Au cours d'une conférence à Berlin à l'occasion du 22e anniversaire de la chute du mur, elle a affirmé que la situation était devenue « déplaisante » en Europe.
« Une communauté qui affirme, quoi qu’il advienne dans le reste du monde, qu'elle ne pourra jamais modifier ses règles fondamentales ne peut tout simplement pas survivre. J'en suis convaincue ».
« Le monde change tellement que nous devons nous préparer à relever ces défis. Cela implique plus d'Europe, et non pas moins d'Europe », a-t-elle ajouté.
Sortir de la zone euro
Selon un membre de l'Union chrétienne-démocrate (CDU), le parti de Mme Merkel, sa formation politique introduira une motion visant à permettre aux pays de la zone euro d'en sortir.
« Cette motion passera, j'en suis sûr », a déclaré hier soir Norbert Barthle, un député de la CDU du comité sur le budget du parlement. « Un pays qui souhaiterait quitter la zone euro devrait pouvoir le faire. »
Le président du Conseil européen, Herman Van Rompuy, a quant à lui affirmé que la zone euro devrait rester intacte.
« L'objectif est de garder la zone euro unie, avec ses 17 membres à bord », a-t-il expliqué lors d'une visite en Suisse mercredi où il a rencontré la présidente, Micheline Calmy-Rey.
50% du PIB
A Berlin, José Manuel Barroso, a mis en garde contre les coûts financiers d'un démantèlement de l'Union.
« Si la zone euro ou l'Union européenne devaient être démantelées, les coûts ont été estimés à jusqu'à 50 % du PIB dans un premier temps. On estime que le PIB de l'Allemagne se contracterait de 3 % et que le pays perdrait un million d'emplois si la zone euro en venait à se résumer à quelques membres », a expliqué M. Barroso.
Le président de la Commission a admis que l'Union avait besoin d'être réformée, voire de modifier ses traités.
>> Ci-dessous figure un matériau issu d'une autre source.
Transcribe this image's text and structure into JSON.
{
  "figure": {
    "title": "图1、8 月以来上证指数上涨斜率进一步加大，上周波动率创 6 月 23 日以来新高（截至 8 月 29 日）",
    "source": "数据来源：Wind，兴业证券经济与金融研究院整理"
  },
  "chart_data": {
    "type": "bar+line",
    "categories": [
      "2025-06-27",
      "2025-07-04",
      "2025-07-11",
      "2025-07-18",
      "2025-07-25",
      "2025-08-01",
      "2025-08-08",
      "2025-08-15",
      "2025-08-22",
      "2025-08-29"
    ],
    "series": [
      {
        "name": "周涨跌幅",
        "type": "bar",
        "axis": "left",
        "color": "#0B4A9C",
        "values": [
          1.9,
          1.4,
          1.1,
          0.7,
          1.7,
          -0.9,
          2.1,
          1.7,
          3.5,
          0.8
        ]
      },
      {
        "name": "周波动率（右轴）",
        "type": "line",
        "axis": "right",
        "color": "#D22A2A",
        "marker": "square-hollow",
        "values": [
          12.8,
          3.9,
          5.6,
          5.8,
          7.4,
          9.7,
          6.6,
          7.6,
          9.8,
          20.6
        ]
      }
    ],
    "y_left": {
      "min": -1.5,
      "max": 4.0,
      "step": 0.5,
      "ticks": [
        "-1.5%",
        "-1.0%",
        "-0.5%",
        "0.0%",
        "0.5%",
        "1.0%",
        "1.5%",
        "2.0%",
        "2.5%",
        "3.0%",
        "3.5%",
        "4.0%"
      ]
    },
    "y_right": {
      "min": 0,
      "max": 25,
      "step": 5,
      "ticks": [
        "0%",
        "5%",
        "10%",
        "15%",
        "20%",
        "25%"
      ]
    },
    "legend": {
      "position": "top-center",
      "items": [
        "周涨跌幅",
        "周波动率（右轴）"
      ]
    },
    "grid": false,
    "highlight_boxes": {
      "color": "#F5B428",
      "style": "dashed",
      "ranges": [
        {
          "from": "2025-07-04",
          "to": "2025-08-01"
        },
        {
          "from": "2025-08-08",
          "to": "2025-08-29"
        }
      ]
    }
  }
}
Il a toutefois plaidé contre une Europe à deux vitesses.
« Au cours des futures discussions sur le renforcement de l'intégration européenne, notamment via d'éventuelles modifications des traités de l'Union européenne, la Commission assurera indéfectiblement son rôle de garant des intérêts communs de l'Europe, et bien entendu de ceux de tous nos Etats membres. Nous défendrons l'intégrité du marché unique et l'intégrité de la monnaie unique. »
« L'UE dans son ensemble et la zone euro sont liées et ne devraient pas être séparées », a affirmé M. Barroso.